Drug Induced Liver Disease (Hepatotoxicity)-Chapter 12-TREATMENT FOR DILD Part-1

Early recognition of drug-induced liver reactions is essential to minimizing injury. Monitoring hepatic enzyme levels is appropriate and necessary with a number of agents, especially with those that lead to overt injury. For drugs that produce liver injury unpredictably, biochemical monitoring is less useful. ALT values are more specific than AST values. ALT values that are within the reference range at baseline and rise 2- to 3-fold should lead to enhanced vigilance in terms of more frequent monitoring. ALT values 4-5 times higher than the reference range should lead to prompt discontinuation of the drug.

              The most important treatment for drug-induced liver disease is stopping the drug that is causing the liver disease. In most patients, signs and symptoms of liver disease will resolve and blood tests will become normal and there will be no long-term liver damage. There are exceptions, however. For example, Tylenol overdoses are treated with oral N-acetylcysteine to prevent severe liver necrosis and failure. Liver transplantation may be necessary for some patients with acute liver failure. Some drugs also can cause irreversible liver damage and cirrhosis.

           No specific treatment is indicated for drug-induced hepatic disease. Treatment is largely supportive and based on symptomatology. The first step is to discontinue the suspected drug. Specific therapy against drug-induced liver injury is limited to the use of N -acetylcysteine in the early phases of acetaminophen toxicity. L-carnitine is potentially valuable in cases of valproate toxicity. In general, corticosteroids have no definitive role in treatment. They may suppress the systemic features associated with hypersensitivity or allergic reactions. Management of protracted drug-induced cholestasis is similar to that for primary biliary cirrhosis. Cholestyramine may be used for alleviation of pruritus. Ursodeoxycholic acid may be used. Lastly, consulting a hepatologist is also helpful.

Referral to liver transplantation center/surgical care

          No specific antidote is available for the vast majority of hepatotoxic agents.
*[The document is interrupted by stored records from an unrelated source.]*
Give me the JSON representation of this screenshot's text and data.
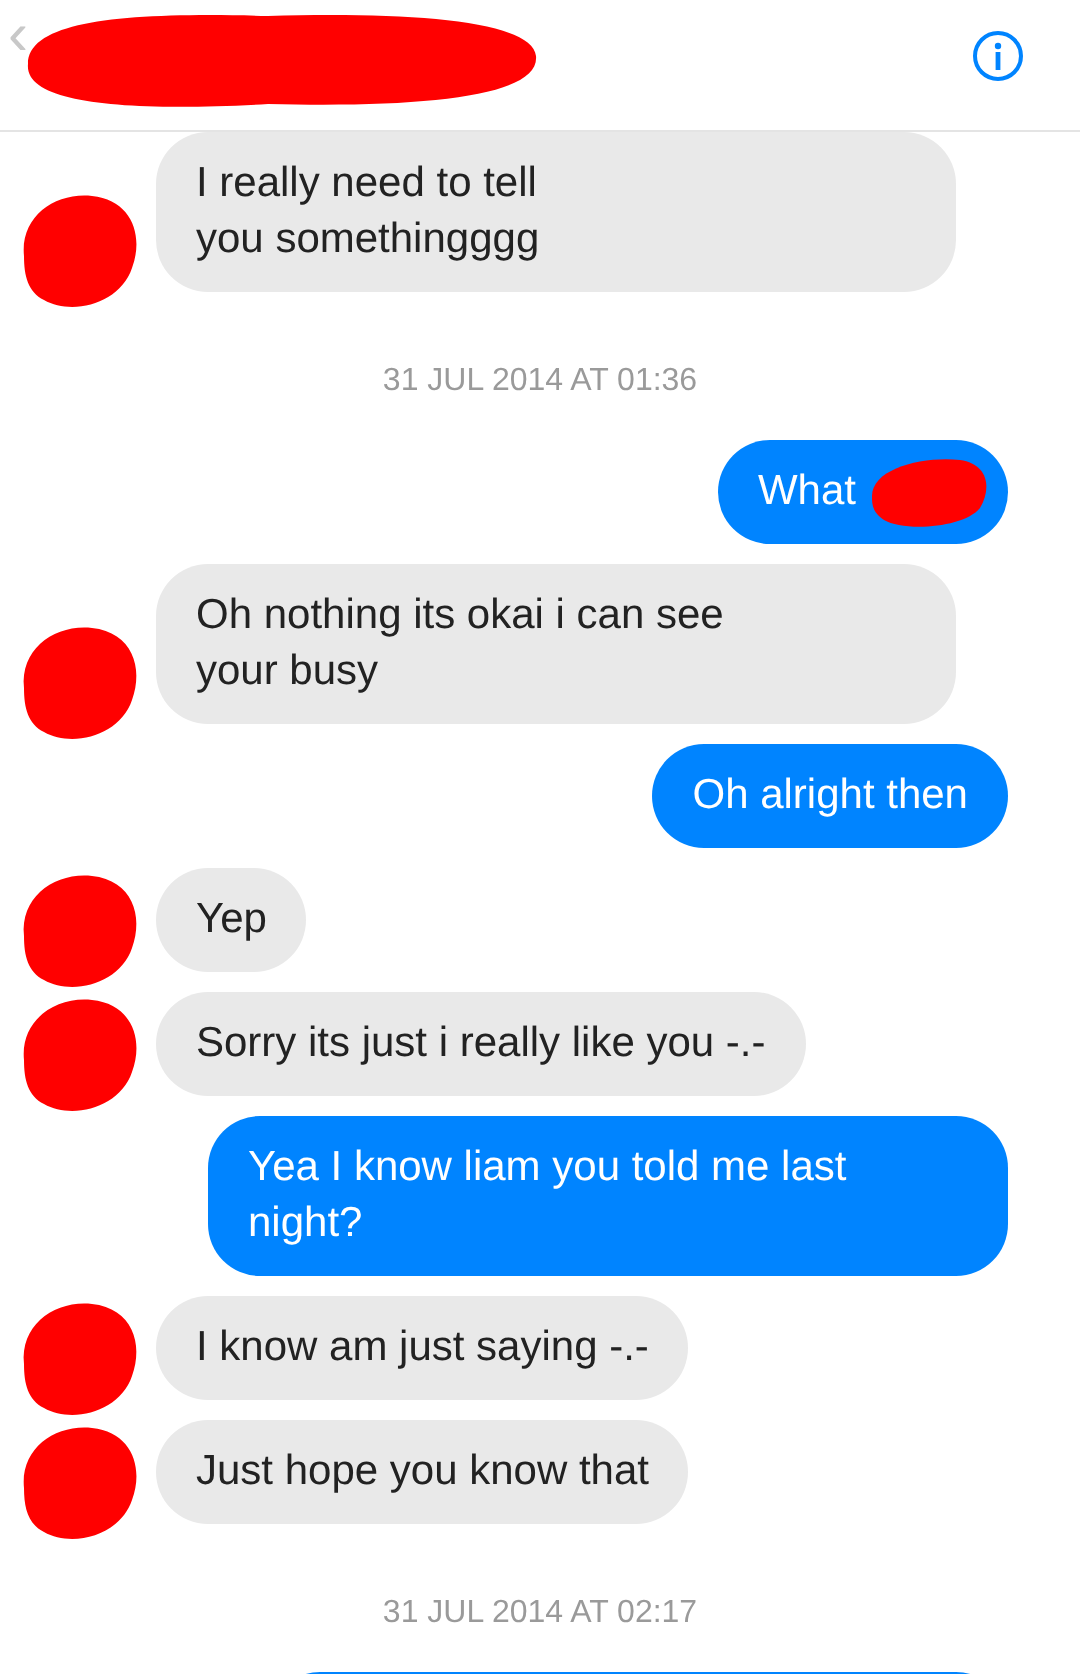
{
  "header": {
    "back": "‹"
  },
  "messages": [
    {
      "kind": "in",
      "text": "I really need to tell\nyou somethingggg"
    },
    {
      "kind": "time",
      "text": "31 JUL 2014 AT 01:36"
    },
    {
      "kind": "out",
      "text": "What",
      "redacted": true
    },
    {
      "kind": "in",
      "text": "Oh nothing its okai i can see\nyour busy"
    },
    {
      "kind": "out",
      "text": "Oh alright then"
    },
    {
      "kind": "in",
      "text": "Yep"
    },
    {
      "kind": "in",
      "text": "Sorry its just i really like you -.-"
    },
    {
      "kind": "out",
      "text": "Yea I know liam you told me last\nnight?"
    },
    {
      "kind": "in",
      "text": "I know am just saying -.-"
    },
    {
      "kind": "in",
      "text": "Just hope you know that"
    },
    {
      "kind": "time",
      "text": "31 JUL 2014 AT 02:17"
    },
    {
      "kind": "out"
    }
  ]
}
Emergency liver transplantation has increasing utility in the setting of drug-induced fulminant hepatic injury. Considering early liver transplantation is important. The Model for End-Stage Liver Disease score can be used to evaluate short-term survival in an adult with end-stage liver disease. This can help stratify candidates for liver transplantation. The parameters used are serum creatinine, total bilirubin, international normalized ratio, and the cause of the cirrhosis. Another criterion commonly used for liver transplantation is the Kings College criteria.
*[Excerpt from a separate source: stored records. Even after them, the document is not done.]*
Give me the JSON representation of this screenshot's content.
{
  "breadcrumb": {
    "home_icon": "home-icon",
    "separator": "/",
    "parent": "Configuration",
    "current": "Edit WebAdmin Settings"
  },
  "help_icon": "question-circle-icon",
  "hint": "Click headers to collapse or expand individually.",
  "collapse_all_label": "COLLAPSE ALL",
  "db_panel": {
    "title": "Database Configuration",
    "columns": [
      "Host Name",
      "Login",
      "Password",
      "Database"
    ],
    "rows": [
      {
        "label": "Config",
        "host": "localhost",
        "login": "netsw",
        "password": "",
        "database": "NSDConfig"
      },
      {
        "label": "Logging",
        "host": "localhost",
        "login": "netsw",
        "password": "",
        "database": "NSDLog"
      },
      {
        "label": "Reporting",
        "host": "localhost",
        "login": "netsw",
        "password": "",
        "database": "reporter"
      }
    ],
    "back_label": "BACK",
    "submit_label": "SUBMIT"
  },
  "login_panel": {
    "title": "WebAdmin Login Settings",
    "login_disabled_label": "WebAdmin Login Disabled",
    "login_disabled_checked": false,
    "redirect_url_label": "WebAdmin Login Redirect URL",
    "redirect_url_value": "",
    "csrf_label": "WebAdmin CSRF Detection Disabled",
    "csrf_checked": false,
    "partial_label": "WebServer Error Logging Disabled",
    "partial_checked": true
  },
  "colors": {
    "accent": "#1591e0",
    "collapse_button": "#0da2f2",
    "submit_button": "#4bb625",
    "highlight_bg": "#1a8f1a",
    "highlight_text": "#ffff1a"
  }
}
• Kings College criteria for liver transplantation in cases of acetaminophen toxicity are as follows:
• pH less than 7.3 (irrespective of grade of encephalopathy)
• Prothrombin time (PT) greater than 100 seconds or international normalized ratio greater than 7.7
• Serum creatinine level greater than 3.4 mg/dL in patients with grade III or IV encephalopathy
• Measurement of lactate levels at 4 and 12 hours also helps in early identification of patients who require liver transplantation.
• Kings College criteria for liver transplantation in other cases of drug-induced liver failure are as follows:
• PT greater than 100 seconds (irrespective of grade of encephalopathy) or
• Any 3 of the following criteria:
• Age younger than 10 years or older than 40 years
• Etiology of non-A/non-B hepatitis, halothane hepatitis, or idiosyncratic drug reactions
• Duration of jaundice of more than 7 days before onset of encephalopathy
• PT greater than 50 seconds
• Serum bilirubin level greater than 17 mg/dL  

Prognosis

             The prognosis is highly variable depending on the patient's presentation and stage of liver damage. In a prospective study conducted in the United States from 1998-2001, the overall survival rate of patients (including those who received a liver transplant) was 72%. The outcome of acute liver failure is determined by etiology, the degree of hepatic encephalopathy present upon admission, and complications such as infections.